Clint se inquietaba demasiado por ella. Si regresara a casa y viera que no había hecho aquello, envejecería un año en un minuto ante su vista.

Capítulo 50

Después de haber prestado servicio durante todo el día, Hal Yamataka respondió a una llamada de Clint y se presentó en la oficina a las 6.35 del martes para montar guardia en caso de que Frank regresara después de que los demás se hubiesen ido. Clint le recibió en la sala de recepción y le dio instrucciones mientras tomaban café. Fue preciso ponerle al corriente de lo sucedido durante su ausencia y, después de haber escuchado todos los detalles, añoró otra vez la jardinería como profesión alternativa.

Casi todos los miembros de su familia tenían un negocio de jardinería o poseían una modesta guardería infantil, y a todos les iba bien, muchos ganaban más que Hal trabajando para Dakota amp; Dakota, y algunos mucho más. Su familia, tres hermanos y varios tíos bien intencionados, intentaban convencerle de que trabajara para ellos o participara en su negocio, pero él se resistía. No era que tuviese nada contra la administración de una guardería, la venta de accesorios de jardinería, la proyección de paisajes, la poda de árboles o incluso la propia jardinería.
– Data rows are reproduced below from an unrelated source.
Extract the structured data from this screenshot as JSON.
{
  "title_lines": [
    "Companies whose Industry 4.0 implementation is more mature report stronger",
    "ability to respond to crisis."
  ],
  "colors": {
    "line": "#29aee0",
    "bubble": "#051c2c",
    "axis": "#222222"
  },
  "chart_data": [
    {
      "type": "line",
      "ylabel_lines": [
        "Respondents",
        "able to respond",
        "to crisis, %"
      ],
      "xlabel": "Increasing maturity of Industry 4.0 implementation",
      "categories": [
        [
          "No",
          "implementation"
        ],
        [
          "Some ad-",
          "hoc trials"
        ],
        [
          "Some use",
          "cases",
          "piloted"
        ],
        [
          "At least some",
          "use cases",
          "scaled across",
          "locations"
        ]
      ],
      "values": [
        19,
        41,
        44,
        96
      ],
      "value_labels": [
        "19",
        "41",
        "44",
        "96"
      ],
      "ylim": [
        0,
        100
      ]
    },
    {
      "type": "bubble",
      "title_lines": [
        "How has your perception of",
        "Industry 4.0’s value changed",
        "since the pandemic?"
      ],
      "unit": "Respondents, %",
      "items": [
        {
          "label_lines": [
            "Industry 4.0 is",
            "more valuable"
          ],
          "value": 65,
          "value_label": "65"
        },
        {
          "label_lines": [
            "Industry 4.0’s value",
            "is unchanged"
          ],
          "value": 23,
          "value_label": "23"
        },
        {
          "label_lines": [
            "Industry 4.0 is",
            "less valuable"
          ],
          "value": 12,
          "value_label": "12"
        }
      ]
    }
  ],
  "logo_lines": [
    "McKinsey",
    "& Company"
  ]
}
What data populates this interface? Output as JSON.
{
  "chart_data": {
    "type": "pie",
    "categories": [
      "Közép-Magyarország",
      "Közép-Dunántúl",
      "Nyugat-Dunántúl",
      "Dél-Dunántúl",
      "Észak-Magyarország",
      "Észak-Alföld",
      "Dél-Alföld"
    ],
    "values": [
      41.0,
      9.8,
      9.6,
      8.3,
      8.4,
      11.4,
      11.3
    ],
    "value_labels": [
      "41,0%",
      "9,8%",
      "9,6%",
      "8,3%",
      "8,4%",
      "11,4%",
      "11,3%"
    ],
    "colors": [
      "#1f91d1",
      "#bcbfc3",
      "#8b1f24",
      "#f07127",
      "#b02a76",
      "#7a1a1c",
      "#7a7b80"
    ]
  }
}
Pero en la California meridional, la expresión «jardinero japonés» era un tópico, no un oficio, y él no podía soportar la idea de ser una especie de estereotipo.

Durante toda su vida, había sido un lector asiduo de novelas de aventuras y misterio, y ansiaba ser un personaje como los protagonistas de sus libros. Sobre todo, un personaje que encajara en las novelas de John D. MacDonald, porque los héroes de John D. eran tan clarividentes como valerosos, tan sensitivos como broncos. En el fondo de su corazón, Hal sabía que su trabajo en Dakota amp; Dakota solía ser tan ordinario como la labor diaria de un jardinero, y que las oportunidades para mostrar heroísmo en la seguridad de la industria eran muchas menos de las que imaginaban los profanos. Pero vender un saco de pajote, o una lata de insecticida o un ramo de caléndulas no significaba ser una figura romántica ni tener la posibilidad de serlo algún día. Y después de todo, la propia imagen era a menudo la mejor parte de la realidad.

– Si Frank aparece por aquí, ¿qué debo hacer con él? -preguntó Hal.

– Meterlo en un coche y llevárselo a Bobby y Julie.

– ¿Quieres decir a su casa?

– No. A Santa Bárbara. Marcharán allí esta noche y se hospedarán en el Red Lion Inn para poder comenzar mañana a indagar sobre los antecedentes de la familia Pollard.

Frunciendo el ceño, Hal se inclinó hacia delante en el sofá de la recepción.